Using std::map to find duplicates in data and its performance issue. Can I pre-allocate it?

My goal is to check for duplicate IDs in my custom data structure. I'm coding it with Visual Studio 2008 Sp1. So I wrote the following debugger-only function that does "sanity checks" on the data as I work with the code.

I'm using the following approach:

I enumerate through all elements in my data structure (which by itself is relatively fast.)
I then use std::map to collect IDs of all elements as keys, while I make the value part point to the data structure element itself (which will help me quickly identify the duplicate.)
For each element in my data structure I see if its ID is in my std::map, and if so, the function asserts. Otherwise it adds it to the map.
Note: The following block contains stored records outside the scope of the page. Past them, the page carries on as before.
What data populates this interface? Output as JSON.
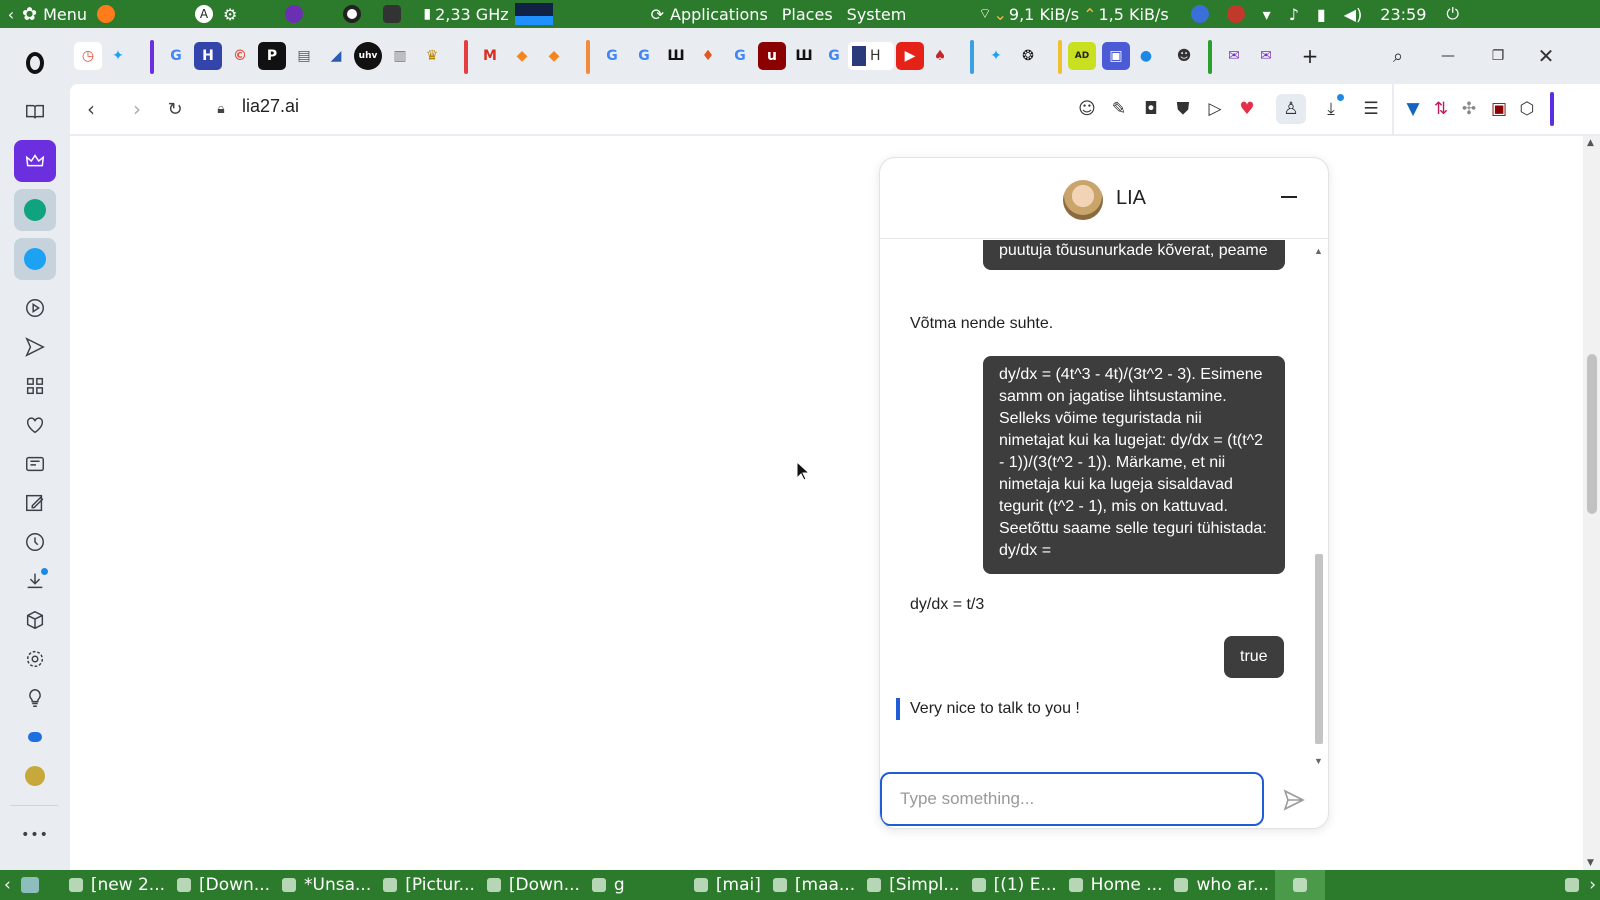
{
  "system_panel": {
    "menu_label": "Menu",
    "cpu": "2,33 GHz",
    "applications": "Applications",
    "places": "Places",
    "system": "System",
    "net_down": "9,1 KiB/s",
    "net_up": "1,5 KiB/s",
    "clock": "23:59"
  },
  "browser": {
    "url": "lia27.ai",
    "sidebar_more": "•••"
  },
  "chat": {
    "bot_name": "LIA",
    "messages": [
      {
        "role": "user",
        "text": "puutuja tõusunurkade kõverat, peame"
      },
      {
        "role": "bot",
        "text": "Võtma nende suhte."
      },
      {
        "role": "user",
        "text": "dy/dx = (4t^3 - 4t)/(3t^2 - 3). Esimene samm on jagatise lihtsustamine. Selleks võime teguristada nii nimetajat kui ka lugejat: dy/dx = (t(t^2 - 1))/(3(t^2 - 1)). Märkame, et nii nimetaja kui ka lugeja sisaldavad tegurit (t^2 - 1), mis on kattuvad. Seetõttu saame selle teguri tühistada: dy/dx ="
      },
      {
        "role": "bot",
        "text": "dy/dx = t/3"
      },
      {
        "role": "user",
        "text": "true"
      },
      {
        "role": "bot",
        "text": "Very nice to talk to you !"
      }
    ],
    "input_placeholder": "Type something..."
  },
  "taskbar": {
    "tasks": [
      "[new 2...",
      "[Down...",
      "*Unsa...",
      "[Pictur...",
      "[Down...",
      "g",
      "[mai]",
      "[maa...",
      "[Simpl...",
      "[(1) E...",
      "Home ...",
      "who ar..."
    ]
  },
  "colors": {
    "panel_green": "#2c7a2c",
    "user_bubble": "#3d3d3d",
    "accent_blue": "#1f5cd6"
  }
}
Here's a pseudo-code for that:

std::map<ULONGLONG, BIN_XML_TAG*> dicTagIDs;

for(std::vector<MY_ELEMENT>::const_iterator iTag = arrNode.begin(); iTag != arrNode.end(); ++iTag)
{
    std::map<ULONGLONG, MY_ELEMENT*>::const_iterator itrT = dicTagIDs.find(iTag->uiTagID);
    if(itrT != dicTagIDs.end())
    {
        //Duplicate tag ID!
        MY_ELEMENT* pDuplicateToTag = itrT->second;
        ASSERT(NULL);
    }

    //If not, then add it
    dicTagIDs[iTag->uiTagID] = iTag._Myptr;

    //... may later call itself recursively
}

This works, except that the function above gets exponentially slower as the size of my data structure grows. And since I use it everywhere throughout my "debugger-build" code, it'd be nice to speed it up.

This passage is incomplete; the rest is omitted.